Faith, however, is not a fatalistic resignation to what is waiting for God to fix it. As the Apostle James reminds us, “faith without works is dead.” James 2:17. It is because we believe that God is capable of providing all we need to live abundantly that we can afford to live generously. It is because we believe that God provides all that we need to live well that we can respond faithfully to the call for reparations to people of color for past and present injustice and inequality. It is because we believe that the earth is the Lord’s that we resist the temptation to guard jealously humanly drawn national borders and welcome the stranger into our midst. It is because we believe that God’s grace is inexhaustible that we dare to hope for a better future when all the indicators are to the contrary. As Martin Luther puts it, “Faith is a living, busy, active, mighty thing.”[1]

In this vein, I recall a visit I made to an aged pastor in a Brooklyn nursing home during my internship. He was a delightful gentleman from the Haugean pietist tradition with a deep faith and a quick wit. On parting, he always reminded me, “remember to say your prayers.” “Will do,” I always replied.
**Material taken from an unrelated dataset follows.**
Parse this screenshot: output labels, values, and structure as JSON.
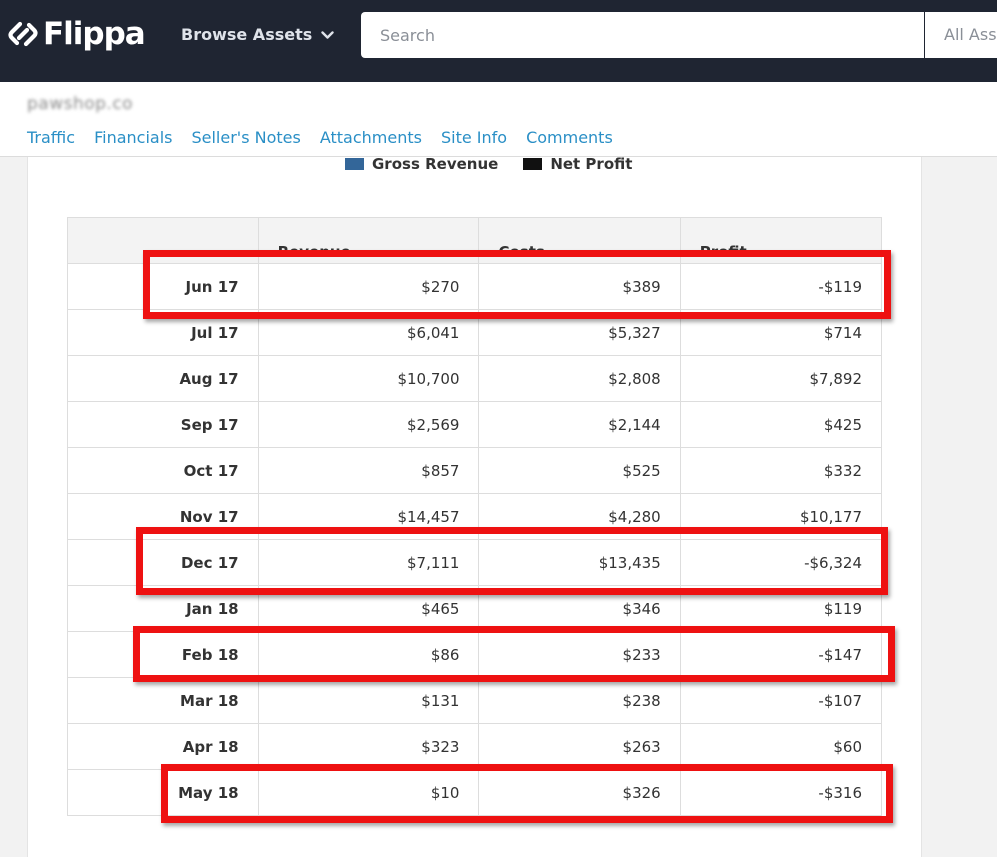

One day I added on, “and you too.” “Oh, I’ll pray alright,” he replied. “That’s about all that’s left of my ministry.” Then he added, “and the funny thing is, I’ve never felt more productive!” This old child of God understood that, even as he drew near to the frontiers of death and had seemingly so little to offer, the good wine keeps on flowing and God always saves the best wine for last.
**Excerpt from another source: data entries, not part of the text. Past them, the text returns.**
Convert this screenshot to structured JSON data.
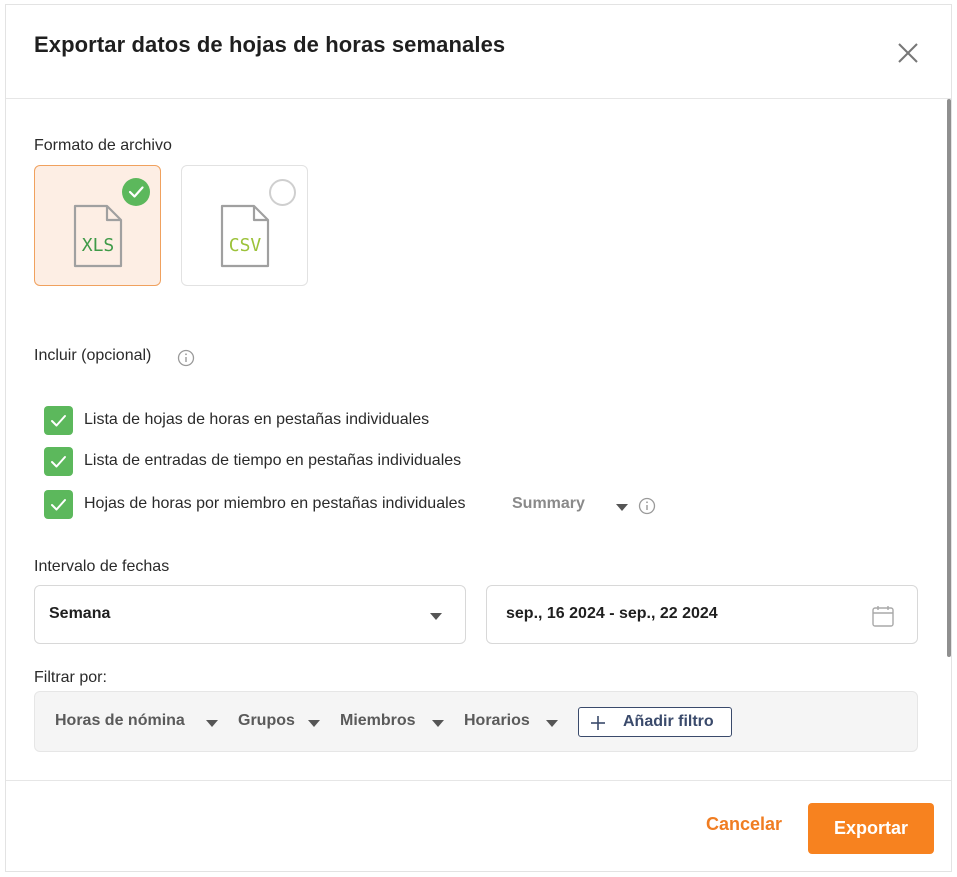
{
  "dialog": {
    "title": "Exportar datos de hojas de horas semanales",
    "close_icon": "close-icon"
  },
  "file_format": {
    "label": "Formato de archivo",
    "options": [
      {
        "label": "XLS",
        "selected": true,
        "icon": "xls-file-icon"
      },
      {
        "label": "CSV",
        "selected": false,
        "icon": "csv-file-icon"
      }
    ]
  },
  "include": {
    "label": "Incluir (opcional)",
    "options": [
      {
        "label": "Lista de hojas de horas en pestañas individuales",
        "checked": true
      },
      {
        "label": "Lista de entradas de tiempo en pestañas individuales",
        "checked": true
      },
      {
        "label": "Hojas de horas por miembro en pestañas individuales",
        "checked": true
      }
    ],
    "member_mode_value": "Summary"
  },
  "date_range": {
    "label": "Intervalo de fechas",
    "period_value": "Semana",
    "range_value": "sep., 16 2024 - sep., 22 2024"
  },
  "filters": {
    "label": "Filtrar por:",
    "items": [
      "Horas de nómina",
      "Grupos",
      "Miembros",
      "Horarios"
    ],
    "add_label": "Añadir filtro"
  },
  "footer": {
    "cancel_label": "Cancelar",
    "export_label": "Exportar"
  },
  "colors": {
    "accent": "#f7821f",
    "check_green": "#5cb85c",
    "selected_card_bg": "#fdeee4",
    "selected_card_border": "#f0a15e",
    "filter_button_border": "#3a4a6b"
  }
}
This ancient Passover liturgy reflects both the gratitude for and confidence in God’s generosity that should be reflected in our lives.

Dayenu (It Would Have Sufficed)

If He had brought us out from Egypt,and had not carried out judgments against them – It would have sufficed!I

f He had carried out judgments against them,and not against their idols – It would have sufficed!
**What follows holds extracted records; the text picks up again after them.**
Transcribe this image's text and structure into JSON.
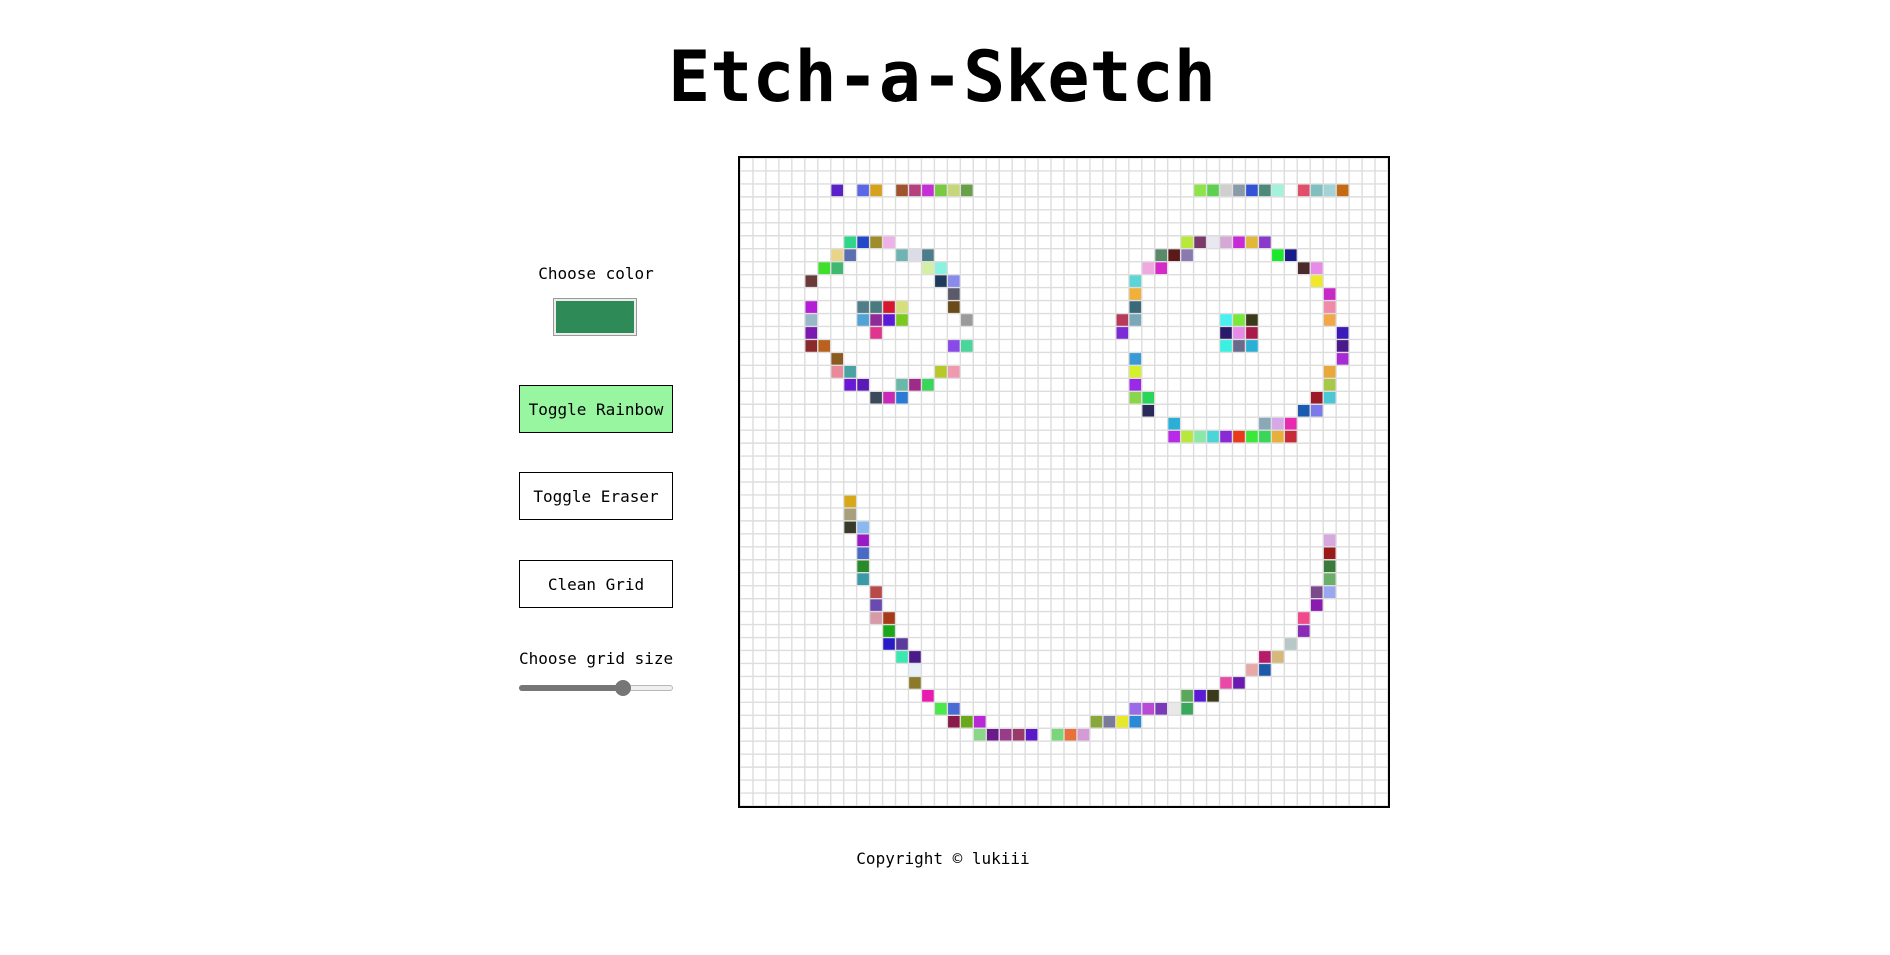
{
  "title": "Etch-a-Sketch",
  "controls": {
    "color_label": "Choose color",
    "selected_color": "#2e8b57",
    "rainbow_button": "Toggle Rainbow",
    "rainbow_active_color": "#98f5a0",
    "eraser_button": "Toggle Eraser",
    "clean_button": "Clean Grid",
    "grid_size_label": "Choose grid size",
    "grid_size_slider": {
      "min": 1,
      "max": 100,
      "value": 70
    }
  },
  "grid": {
    "size": 50,
    "line_color": "#dddddd",
    "painted_cells": [
      [
        7,
        2,
        "#5b21c9"
      ],
      [
        9,
        2,
        "#5a67e6"
      ],
      [
        10,
        2,
        "#d6a21c"
      ],
      [
        12,
        2,
        "#a0522d"
      ],
      [
        13,
        2,
        "#b5427e"
      ],
      [
        14,
        2,
        "#c42fd6"
      ],
      [
        15,
        2,
        "#7ac943"
      ],
      [
        16,
        2,
        "#c7d67a"
      ],
      [
        17,
        2,
        "#6a9f4a"
      ],
      [
        35,
        2,
        "#8ee34a"
      ],
      [
        36,
        2,
        "#5dd14f"
      ],
      [
        37,
        2,
        "#cfcfcf"
      ],
      [
        38,
        2,
        "#8a9aa8"
      ],
      [
        39,
        2,
        "#3452d6"
      ],
      [
        40,
        2,
        "#4c8a7a"
      ],
      [
        41,
        2,
        "#a2f2dc"
      ],
      [
        43,
        2,
        "#e0506a"
      ],
      [
        44,
        2,
        "#7fbfbf"
      ],
      [
        45,
        2,
        "#a3d3d6"
      ],
      [
        46,
        2,
        "#c46a12"
      ],
      [
        8,
        6,
        "#2fd68a"
      ],
      [
        9,
        6,
        "#2348c7"
      ],
      [
        10,
        6,
        "#9f8c2a"
      ],
      [
        11,
        6,
        "#efb2e8"
      ],
      [
        7,
        7,
        "#e8d58a"
      ],
      [
        8,
        7,
        "#5b6fb0"
      ],
      [
        12,
        7,
        "#6fb3b3"
      ],
      [
        13,
        7,
        "#dcdce8"
      ],
      [
        14,
        7,
        "#4e7d8a"
      ],
      [
        6,
        8,
        "#3fe02c"
      ],
      [
        7,
        8,
        "#3fb870"
      ],
      [
        14,
        8,
        "#d4f0a8"
      ],
      [
        15,
        8,
        "#8af2e0"
      ],
      [
        5,
        9,
        "#6b3a3a"
      ],
      [
        15,
        9,
        "#1f3b5c"
      ],
      [
        16,
        9,
        "#8a8aea"
      ],
      [
        16,
        10,
        "#5a5a6a"
      ],
      [
        5,
        11,
        "#b41ed6"
      ],
      [
        9,
        11,
        "#4f7d8a"
      ],
      [
        10,
        11,
        "#4a7a80"
      ],
      [
        11,
        11,
        "#d6182f"
      ],
      [
        12,
        11,
        "#d6e07a"
      ],
      [
        16,
        11,
        "#6b4a1a"
      ],
      [
        5,
        12,
        "#9ab8c8"
      ],
      [
        9,
        12,
        "#4fa3d6"
      ],
      [
        10,
        12,
        "#8f2a9a"
      ],
      [
        11,
        12,
        "#5a1ad6"
      ],
      [
        12,
        12,
        "#7ac91e"
      ],
      [
        17,
        12,
        "#9a9a9a"
      ],
      [
        5,
        13,
        "#7a1ab0"
      ],
      [
        10,
        13,
        "#e0358f"
      ],
      [
        5,
        14,
        "#8a2a2a"
      ],
      [
        6,
        14,
        "#b8621e"
      ],
      [
        16,
        14,
        "#8a4ae8"
      ],
      [
        17,
        14,
        "#4ad69a"
      ],
      [
        7,
        15,
        "#8a5a1e"
      ],
      [
        7,
        16,
        "#e88a9a"
      ],
      [
        8,
        16,
        "#4aa3a3"
      ],
      [
        15,
        16,
        "#b8c82a"
      ],
      [
        16,
        16,
        "#f09ab0"
      ],
      [
        8,
        17,
        "#6a1ad6"
      ],
      [
        9,
        17,
        "#5a1ab8"
      ],
      [
        12,
        17,
        "#6ab8a8"
      ],
      [
        13,
        17,
        "#a02a8a"
      ],
      [
        14,
        17,
        "#3ad65a"
      ],
      [
        10,
        18,
        "#3a4a5a"
      ],
      [
        11,
        18,
        "#c82ab8"
      ],
      [
        12,
        18,
        "#2a7ad6"
      ],
      [
        34,
        6,
        "#b8e83a"
      ],
      [
        35,
        6,
        "#7a3a6a"
      ],
      [
        36,
        6,
        "#e8e8f0"
      ],
      [
        37,
        6,
        "#d6a8d6"
      ],
      [
        38,
        6,
        "#c82ad6"
      ],
      [
        39,
        6,
        "#e0b83a"
      ],
      [
        40,
        6,
        "#8a3ac8"
      ],
      [
        32,
        7,
        "#5a8a6a"
      ],
      [
        33,
        7,
        "#5a1a1a"
      ],
      [
        34,
        7,
        "#8a7ab0"
      ],
      [
        41,
        7,
        "#1ae82a"
      ],
      [
        42,
        7,
        "#1a1a8a"
      ],
      [
        31,
        8,
        "#f0a8e0"
      ],
      [
        32,
        8,
        "#d62ac8"
      ],
      [
        43,
        8,
        "#4a2a2a"
      ],
      [
        44,
        8,
        "#e88ae8"
      ],
      [
        30,
        9,
        "#5ad6d6"
      ],
      [
        44,
        9,
        "#f0e82a"
      ],
      [
        30,
        10,
        "#f0b03a"
      ],
      [
        45,
        10,
        "#c82ac8"
      ],
      [
        30,
        11,
        "#3a6a7a"
      ],
      [
        45,
        11,
        "#f08aa8"
      ],
      [
        29,
        12,
        "#b83a5a"
      ],
      [
        30,
        12,
        "#7aa8b8"
      ],
      [
        37,
        12,
        "#4af0f0"
      ],
      [
        38,
        12,
        "#7ae83a"
      ],
      [
        39,
        12,
        "#3a3a1a"
      ],
      [
        45,
        12,
        "#f0a84a"
      ],
      [
        29,
        13,
        "#7a2ad6"
      ],
      [
        37,
        13,
        "#2a1a6a"
      ],
      [
        38,
        13,
        "#e88ae8"
      ],
      [
        39,
        13,
        "#a81a4a"
      ],
      [
        46,
        13,
        "#3a1ab8"
      ],
      [
        37,
        14,
        "#3af0e0"
      ],
      [
        38,
        14,
        "#6a6a8a"
      ],
      [
        39,
        14,
        "#2ab0d6"
      ],
      [
        46,
        14,
        "#4a1a8a"
      ],
      [
        30,
        15,
        "#3a9ad6"
      ],
      [
        46,
        15,
        "#a82ad6"
      ],
      [
        30,
        16,
        "#d6f02a"
      ],
      [
        45,
        16,
        "#e8a83a"
      ],
      [
        30,
        17,
        "#9a2ae8"
      ],
      [
        45,
        17,
        "#a8c84a"
      ],
      [
        30,
        18,
        "#8ad64a"
      ],
      [
        31,
        18,
        "#2ad65a"
      ],
      [
        44,
        18,
        "#9a1a2a"
      ],
      [
        45,
        18,
        "#4ac8d6"
      ],
      [
        31,
        19,
        "#2a2a5a"
      ],
      [
        43,
        19,
        "#1a5ab0"
      ],
      [
        44,
        19,
        "#7a7ae8"
      ],
      [
        33,
        20,
        "#2ab0d6"
      ],
      [
        40,
        20,
        "#8aa8b8"
      ],
      [
        41,
        20,
        "#d6a8e8"
      ],
      [
        42,
        20,
        "#e82ab0"
      ],
      [
        33,
        21,
        "#b82ae8"
      ],
      [
        34,
        21,
        "#b8e83a"
      ],
      [
        35,
        21,
        "#8ae8a8"
      ],
      [
        36,
        21,
        "#4ad6d6"
      ],
      [
        37,
        21,
        "#8a2ad6"
      ],
      [
        38,
        21,
        "#e83a1a"
      ],
      [
        39,
        21,
        "#3ae83a"
      ],
      [
        40,
        21,
        "#3ad65a"
      ],
      [
        41,
        21,
        "#e8b03a"
      ],
      [
        42,
        21,
        "#c82a3a"
      ],
      [
        8,
        26,
        "#d6a81a"
      ],
      [
        8,
        27,
        "#a8a07a"
      ],
      [
        8,
        28,
        "#3a3a2a"
      ],
      [
        9,
        28,
        "#8ab8f0"
      ],
      [
        9,
        29,
        "#9a1ac8"
      ],
      [
        45,
        29,
        "#d6a8e0"
      ],
      [
        9,
        30,
        "#4a6ac8"
      ],
      [
        45,
        30,
        "#9a1a1a"
      ],
      [
        9,
        31,
        "#2a8a2a"
      ],
      [
        45,
        31,
        "#3a7a3a"
      ],
      [
        9,
        32,
        "#3a9aa8"
      ],
      [
        45,
        32,
        "#6ab06a"
      ],
      [
        10,
        33,
        "#b84a4a"
      ],
      [
        44,
        33,
        "#7a4a8a"
      ],
      [
        45,
        33,
        "#9aa8f0"
      ],
      [
        10,
        34,
        "#6a4ab0"
      ],
      [
        44,
        34,
        "#8a1ab0"
      ],
      [
        10,
        35,
        "#d69aa8"
      ],
      [
        11,
        35,
        "#a83a1a"
      ],
      [
        43,
        35,
        "#f04a8a"
      ],
      [
        11,
        36,
        "#1aa81a"
      ],
      [
        43,
        36,
        "#8a2ab8"
      ],
      [
        11,
        37,
        "#2a1ac8"
      ],
      [
        12,
        37,
        "#5a3a9a"
      ],
      [
        42,
        37,
        "#b8c8c8"
      ],
      [
        12,
        38,
        "#3ae8b0"
      ],
      [
        13,
        38,
        "#4a1a8a"
      ],
      [
        40,
        38,
        "#b81a6a"
      ],
      [
        41,
        38,
        "#d6b87a"
      ],
      [
        13,
        39,
        "#e8f0f8"
      ],
      [
        39,
        39,
        "#e8a8a8"
      ],
      [
        40,
        39,
        "#1a5aa8"
      ],
      [
        13,
        40,
        "#8a7a2a"
      ],
      [
        37,
        40,
        "#e84aa8"
      ],
      [
        38,
        40,
        "#6a1ab0"
      ],
      [
        14,
        41,
        "#e81ab0"
      ],
      [
        34,
        41,
        "#5aa85a"
      ],
      [
        35,
        41,
        "#5a1ad6"
      ],
      [
        36,
        41,
        "#3a3a1a"
      ],
      [
        15,
        42,
        "#4ae84a"
      ],
      [
        16,
        42,
        "#4a6ad6"
      ],
      [
        30,
        42,
        "#9a6ae8"
      ],
      [
        31,
        42,
        "#b84ad6"
      ],
      [
        32,
        42,
        "#7a3ab8"
      ],
      [
        33,
        42,
        "#e8e8e8"
      ],
      [
        34,
        42,
        "#3aa85a"
      ],
      [
        16,
        43,
        "#8a1a4a"
      ],
      [
        17,
        43,
        "#6aa81a"
      ],
      [
        18,
        43,
        "#b82ad6"
      ],
      [
        27,
        43,
        "#8aa83a"
      ],
      [
        28,
        43,
        "#7a7a9a"
      ],
      [
        29,
        43,
        "#e8e82a"
      ],
      [
        30,
        43,
        "#2a8ad6"
      ],
      [
        18,
        44,
        "#8ad68a"
      ],
      [
        19,
        44,
        "#6a1a8a"
      ],
      [
        20,
        44,
        "#9a3a8a"
      ],
      [
        21,
        44,
        "#9a3a6a"
      ],
      [
        22,
        44,
        "#5a1ac8"
      ],
      [
        24,
        44,
        "#7ad67a"
      ],
      [
        25,
        44,
        "#e8703a"
      ],
      [
        26,
        44,
        "#d69ad6"
      ]
    ]
  },
  "footer": "Copyright © lukiii"
}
If He had destroyed their idols,and had not smitten their first-born – It would have sufficed!

If He had smitten their first-born,and had not given us their wealth – It would have sufficed! Dayenu, it would have sufficed!

 If He had given us their wealth,and had not split the sea for us – It would have sufficed!

If He had split the sea for us,and had not taken us through it on dry land – It would have sufficed!

If He had taken us through the sea on dry land,and had not drowned our oppressors in it – It would have sufficed!

If He had drowned our oppressors in it,and had not supplied our needs in the desert for forty years – It would have sufficed! Dayenu, it would have sufficed!

If He had supplied our needs in the desert for forty years,and had not fed us the manna – It would have sufficed!

If He had fed us the manna,and had not given us the Shabbat – It would have sufficed!

If He had given us the Shabbat,and had not brought us before Mount Sinai – It would have sufficed!

If He had brought us before Mount Sinai,and had not given us the Torah – It would have sufficed! Dayenu, it would have sufficed!

If He had given us the Torah,and had not brought us into the land of Israel – It would have sufficed!

If He had brought us into the land of Israel,and not built for us the Holy Temple – It would have sufficed! Dayenu, it would have sufficed!

Source: Hebrew Children’s Songs; Translation source:

[1] I understand that there is some doubt as to whether Martin Luther actually said this. I am not overly concerned with that. I am reminded of the day I came home for Thanksgiving during my freshman year of college, filled with all the heady arrogance that goes with youth and a little bit of knowledge. At that time, I informed my mother in an erudite show of collegiate pride, that her favorite quote of Winston Churchill was not actually spoken by him. Without missing a beat, Mom replied, “Well, if he didn’t say that he should have.”